# Bird in palms at work



## Budgiekeet (Mar 4, 2012)

Here are some wild birds in the palms at work.

Love birds




Some babies and a couple with mom too





But we didn't get the 300mm lens to look from afar .


----------



## despoinaki (Aug 4, 2012)

Omg!!! It's true that parrot species live in the wild all over the world! Great pics Rick! I love the chicks!!!


----------



## aluz (Jul 24, 2011)

Wow, how strange and yet beautiful to see wild lovebirds like that! 
Here I was thinking they would only live in the wild in Africa, where they originally come from.
Those sparrow (I think) chicks were really hungry!Thank you so much for sharing these pics with us, Rick!


----------



## Budgiekeet (Mar 4, 2012)

We have quite a few Lovebirds here now. I would say 50 or so throughout the 125 acre property. They are taking over the palms and Saguaro cactus for nest. It will be interesting to see if they run the other birds out and not a good interesting. Thats the main problem with other species being let loose where they are not from. 
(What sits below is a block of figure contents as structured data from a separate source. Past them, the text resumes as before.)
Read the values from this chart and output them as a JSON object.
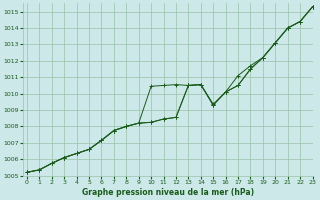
{
  "xlabel": "Graphe pression niveau de la mer (hPa)",
  "ylim": [
    1005.0,
    1015.5
  ],
  "xlim": [
    -0.3,
    23
  ],
  "yticks": [
    1005,
    1006,
    1007,
    1008,
    1009,
    1010,
    1011,
    1012,
    1013,
    1014,
    1015
  ],
  "xticks": [
    0,
    1,
    2,
    3,
    4,
    5,
    6,
    7,
    8,
    9,
    10,
    11,
    12,
    13,
    14,
    15,
    16,
    17,
    18,
    19,
    20,
    21,
    22,
    23
  ],
  "bg_color": "#cce8e8",
  "grid_color": "#99c4a8",
  "line_color": "#1a5c1a",
  "line1_y": [
    1005.2,
    1005.35,
    1005.75,
    1006.1,
    1006.35,
    1006.6,
    1007.15,
    1007.75,
    1008.0,
    1008.2,
    1008.25,
    1008.45,
    1008.55,
    1010.5,
    1010.55,
    1009.3,
    1010.1,
    1010.5,
    1011.5,
    1012.2,
    1013.1,
    1014.0,
    1014.4,
    1015.3
  ],
  "line2_y": [
    1005.2,
    1005.35,
    1005.75,
    1006.1,
    1006.35,
    1006.6,
    1007.15,
    1007.75,
    1008.0,
    1008.2,
    1010.45,
    1010.5,
    1010.55,
    1010.5,
    1010.55,
    1009.35,
    1010.1,
    1010.5,
    1011.5,
    1012.2,
    1013.1,
    1014.0,
    1014.4,
    1015.3
  ],
  "line3_y": [
    1005.2,
    1005.35,
    1005.75,
    1006.1,
    1006.35,
    1006.6,
    1007.15,
    1007.75,
    1008.0,
    1008.2,
    1008.25,
    1008.45,
    1008.55,
    1010.5,
    1010.55,
    1009.3,
    1010.1,
    1011.1,
    1011.7,
    1012.2,
    1013.1,
    1014.0,
    1014.4,
    1015.3
  ]
}
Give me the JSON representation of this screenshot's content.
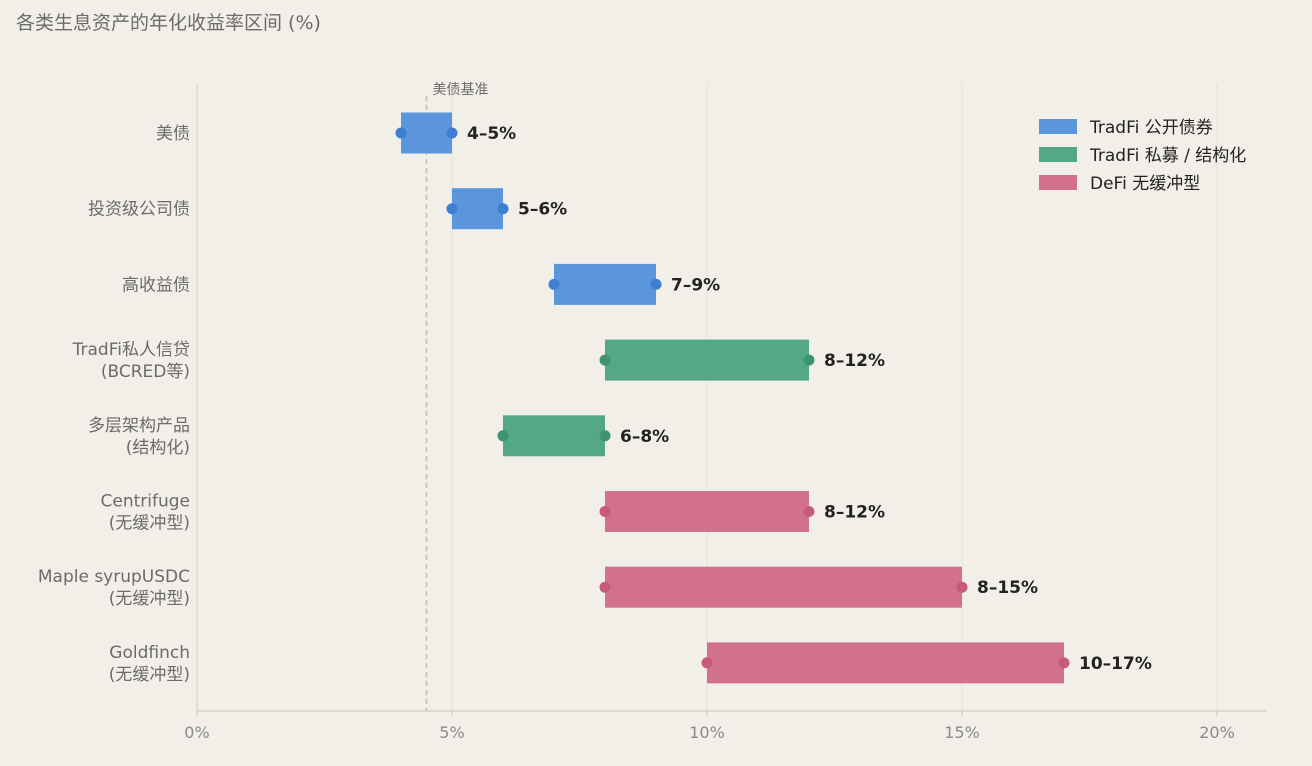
{
  "chart_data": {
    "type": "bar",
    "orientation": "horizontal",
    "subtype": "range",
    "title": "各类生息资产的年化收益率区间 (%)",
    "xlim": [
      0,
      21
    ],
    "xticks": [
      {
        "value": 0,
        "label": "0%"
      },
      {
        "value": 5,
        "label": "5%"
      },
      {
        "value": 10,
        "label": "10%"
      },
      {
        "value": 15,
        "label": "15%"
      },
      {
        "value": 20,
        "label": "20%"
      }
    ],
    "grid": "vertical",
    "legend_position": "top-right",
    "reference_line": {
      "value": 4.5,
      "label": "美债基准",
      "style": "dashed"
    },
    "series": [
      {
        "name": "TradFi 公开债券",
        "color": "#5b96dc",
        "dot_color": "#3f7fd0"
      },
      {
        "name": "TradFi 私募 / 结构化",
        "color": "#55a886",
        "dot_color": "#3f9470"
      },
      {
        "name": "DeFi 无缓冲型",
        "color": "#d1718b",
        "dot_color": "#c75a78"
      }
    ],
    "rows": [
      {
        "category": [
          "美债"
        ],
        "series_index": 0,
        "low": 4,
        "high": 5,
        "label": "4–5%"
      },
      {
        "category": [
          "投资级公司债"
        ],
        "series_index": 0,
        "low": 5,
        "high": 6,
        "label": "5–6%"
      },
      {
        "category": [
          "高收益债"
        ],
        "series_index": 0,
        "low": 7,
        "high": 9,
        "label": "7–9%"
      },
      {
        "category": [
          "TradFi私人信贷",
          "(BCRED等)"
        ],
        "series_index": 1,
        "low": 8,
        "high": 12,
        "label": "8–12%"
      },
      {
        "category": [
          "多层架构产品",
          "(结构化)"
        ],
        "series_index": 1,
        "low": 6,
        "high": 8,
        "label": "6–8%"
      },
      {
        "category": [
          "Centrifuge",
          "(无缓冲型)"
        ],
        "series_index": 2,
        "low": 8,
        "high": 12,
        "label": "8–12%"
      },
      {
        "category": [
          "Maple syrupUSDC",
          "(无缓冲型)"
        ],
        "series_index": 2,
        "low": 8,
        "high": 15,
        "label": "8–15%"
      },
      {
        "category": [
          "Goldfinch",
          "(无缓冲型)"
        ],
        "series_index": 2,
        "low": 10,
        "high": 17,
        "label": "10–17%"
      }
    ]
  }
}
We do have a big pair of Red tailed hawks and a Great horned owl which has a 6ft or better wing span and with the colors on the Love virds you would think they would be a more visible targets so maybe they will keep things in check.

Time will tell.


----------



## FaeryBee (May 9, 2011)

*Great pictures (as always) Rick!

That one little lovebird looks waayyy too much like Pedro and it makes me sad to think he's living out there in the wild. *


----------



## Mazz (Jul 17, 2013)

aluz said:


> Wow, how strange and yet beautiful to see wild lovebirds like that!
> Here I was thinking they would only live in the wild in Africa, where they originally come from.
> Those sparrow (I think) chicks were really hungry!Thank you so much for sharing these pics with us, Rick!


California has a lot of wild small parrot species due to it being a great habitat for released pets to breed and colonize.

And yus, that's a sparrow momma.


----------



## Budget baby (Jan 1, 2013)

So clear and vivid ,those are great pictures Rick! How clever to utilize the palm fronds for nests!


----------